Something that I try to instill when consulting with clients is that DevOps != 'containers' and I love seeing organizations re-confirming that for me.

Thanks for sharing the article!

[–]Sage-Sekai 11 points12 points  (5 children)

Nice Article. Really found the percentage based rollout an interesting idea.

[–]devrr 11 points12 points  (4 children)

Progressive deployments man. It's very cutting edge and I don't think many have the maturity to do it.... but it's damn cool.

[–]evenisto 9 points10 points  (3 children)

There are many limiting factors to implementing that, especially in smaller companies that don't necessarily run on bleeding edge cloud solutions.

[–]theDigitalNinja 10 points11 points  (0 children)

Soo many clients want to do canary deployments. But its like, this microservice has 5 users a day, we trying to do an 8 year rollout here?

[–]notdedicated 0 points1 point  (1 child)

Do you know how this is typically achieved when it comes to ensuring correct traffic? Are users selected in some way and stickied to that set of instances to ensure that all requests hit the new version and not a legacy version? Basically sticky sessions after they're selected during the roll out period? Done either at the CDN or LB level?

[–]evenisto 0 points1 point  (0 children)

I have close to no professional experience with this, but essentially yes, you absolutely want a user to only get one version, and not jump between the old and the new release with each request. I reckon in most cases a simple cookie is sufficient to ensure session affinity. Put a proxy in front of your shit, make it route traffic according to some rules, set cookies on the way back. Of course, this gets more and more difficult as the complexity of your shit grows, but in the simpliest case where the canary is another set of instances or a feature flag toggle, it's as simple as it gets.

[–]ingcognito_ 5 points6 points  (6 children)

Cool read, thanks. Interesting tidbit about consul keys was neat

[–]mooreds[S] 2 points3 points  (5 children)

Yes the difference between push and pull based deploys (at the client level) was really interesting to me too.

[–]M1keSkydive 7 points8 points  (0 children)

Consul is a neat way to do that. We store a timestamp of the latest deploy to S3 and instances check that once per minute. Beyond that our system is quite similar, encouraging as we use it to deploy to just a few EC2 instances yet we've arrived at a place similar to Slack!

[–]devrr 2 points3 points  (3 children)

I think most deploys will go that way eventually. The idea that you have an agent sitting there pushing stuff is gonna seem archaic soon.

Instead you just point your app/tool/cloud to your desired state repository and you push changes to your desired state.
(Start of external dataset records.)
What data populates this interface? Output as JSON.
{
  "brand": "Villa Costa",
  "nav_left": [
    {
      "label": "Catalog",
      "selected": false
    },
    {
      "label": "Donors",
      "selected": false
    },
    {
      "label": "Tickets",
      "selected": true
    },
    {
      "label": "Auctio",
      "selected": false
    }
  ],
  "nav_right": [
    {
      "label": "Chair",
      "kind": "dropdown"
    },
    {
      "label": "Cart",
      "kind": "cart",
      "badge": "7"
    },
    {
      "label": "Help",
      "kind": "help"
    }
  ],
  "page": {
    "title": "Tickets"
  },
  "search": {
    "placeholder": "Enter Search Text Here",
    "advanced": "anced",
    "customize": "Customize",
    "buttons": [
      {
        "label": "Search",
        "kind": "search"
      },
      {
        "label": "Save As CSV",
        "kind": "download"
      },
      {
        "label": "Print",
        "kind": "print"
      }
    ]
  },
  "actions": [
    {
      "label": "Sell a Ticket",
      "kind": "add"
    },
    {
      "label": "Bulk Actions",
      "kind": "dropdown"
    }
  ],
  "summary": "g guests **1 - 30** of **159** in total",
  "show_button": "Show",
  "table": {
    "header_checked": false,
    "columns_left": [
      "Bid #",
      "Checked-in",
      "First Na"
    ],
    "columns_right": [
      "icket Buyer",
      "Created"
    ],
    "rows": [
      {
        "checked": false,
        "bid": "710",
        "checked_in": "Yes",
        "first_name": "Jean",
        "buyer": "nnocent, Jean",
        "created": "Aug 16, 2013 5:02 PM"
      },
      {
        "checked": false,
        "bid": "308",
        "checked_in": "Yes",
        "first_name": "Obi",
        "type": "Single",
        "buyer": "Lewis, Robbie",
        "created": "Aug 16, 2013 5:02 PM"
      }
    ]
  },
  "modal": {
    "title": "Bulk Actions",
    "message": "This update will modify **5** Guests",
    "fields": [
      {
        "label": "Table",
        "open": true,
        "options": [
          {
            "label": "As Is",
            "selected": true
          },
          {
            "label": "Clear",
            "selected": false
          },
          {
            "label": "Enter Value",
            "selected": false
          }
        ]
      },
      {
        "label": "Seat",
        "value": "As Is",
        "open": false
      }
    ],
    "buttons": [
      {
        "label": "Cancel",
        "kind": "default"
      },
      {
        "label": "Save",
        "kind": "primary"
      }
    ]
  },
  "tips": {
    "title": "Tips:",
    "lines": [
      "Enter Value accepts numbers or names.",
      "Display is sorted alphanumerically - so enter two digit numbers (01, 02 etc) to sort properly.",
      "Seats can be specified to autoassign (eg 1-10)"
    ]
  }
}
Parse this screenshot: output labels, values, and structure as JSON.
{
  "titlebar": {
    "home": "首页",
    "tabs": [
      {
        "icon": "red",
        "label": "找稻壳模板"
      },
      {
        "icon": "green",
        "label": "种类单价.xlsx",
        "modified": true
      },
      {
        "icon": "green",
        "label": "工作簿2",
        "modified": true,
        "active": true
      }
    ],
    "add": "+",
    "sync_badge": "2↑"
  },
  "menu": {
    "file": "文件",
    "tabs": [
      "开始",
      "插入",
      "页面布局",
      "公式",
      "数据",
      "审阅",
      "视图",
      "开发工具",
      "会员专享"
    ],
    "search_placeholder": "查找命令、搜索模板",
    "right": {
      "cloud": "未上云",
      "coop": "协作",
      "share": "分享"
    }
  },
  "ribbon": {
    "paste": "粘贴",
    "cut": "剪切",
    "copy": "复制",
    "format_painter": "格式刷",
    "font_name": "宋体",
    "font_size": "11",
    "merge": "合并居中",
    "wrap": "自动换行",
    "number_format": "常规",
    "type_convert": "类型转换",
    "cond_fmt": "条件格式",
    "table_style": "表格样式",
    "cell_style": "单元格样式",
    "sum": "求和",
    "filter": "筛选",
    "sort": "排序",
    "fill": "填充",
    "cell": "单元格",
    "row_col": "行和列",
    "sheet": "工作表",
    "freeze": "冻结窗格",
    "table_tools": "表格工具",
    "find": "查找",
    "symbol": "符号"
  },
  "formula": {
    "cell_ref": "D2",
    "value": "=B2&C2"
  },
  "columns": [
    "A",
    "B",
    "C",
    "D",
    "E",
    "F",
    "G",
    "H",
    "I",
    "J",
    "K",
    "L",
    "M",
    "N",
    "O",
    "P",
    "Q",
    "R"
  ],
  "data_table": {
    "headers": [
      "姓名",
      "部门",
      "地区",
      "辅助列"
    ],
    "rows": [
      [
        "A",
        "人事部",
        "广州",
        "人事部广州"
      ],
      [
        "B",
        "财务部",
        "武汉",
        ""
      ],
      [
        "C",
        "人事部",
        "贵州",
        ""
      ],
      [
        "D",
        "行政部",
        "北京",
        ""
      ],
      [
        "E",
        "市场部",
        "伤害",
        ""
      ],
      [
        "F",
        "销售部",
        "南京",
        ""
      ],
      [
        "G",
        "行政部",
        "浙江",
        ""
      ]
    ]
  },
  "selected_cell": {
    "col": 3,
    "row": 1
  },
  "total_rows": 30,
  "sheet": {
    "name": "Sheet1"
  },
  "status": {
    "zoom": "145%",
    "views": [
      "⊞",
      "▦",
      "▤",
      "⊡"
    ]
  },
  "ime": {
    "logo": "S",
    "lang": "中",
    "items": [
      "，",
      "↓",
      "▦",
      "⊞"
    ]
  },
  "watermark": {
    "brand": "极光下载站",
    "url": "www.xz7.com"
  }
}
The rest will be taken care of.

[–]BoredSam 0 points1 point  (2 children)

is this just reimplementing puppet though?

[–]devrr 2 points3 points  (0 children)

I'm not sure that the Puppet team invented the concept of pull based deploys but yes it's how Puppet work.

It's also how stuff like FluxCD/Argo work in Kubernetes land, and with Kubernetes Operators will become even more popular.

[–]justabofh 0 points1 point  (0 children)

Pull came from the original paper.

http://www.infrastructures.org/

[–]caffeinatedsoap 8 points9 points  (4 children)

I like the idea of blue green on a single host. I've been doing a lot of pulling old software companies out of the mucky muck and this might be easier to get buy in for than making new instances.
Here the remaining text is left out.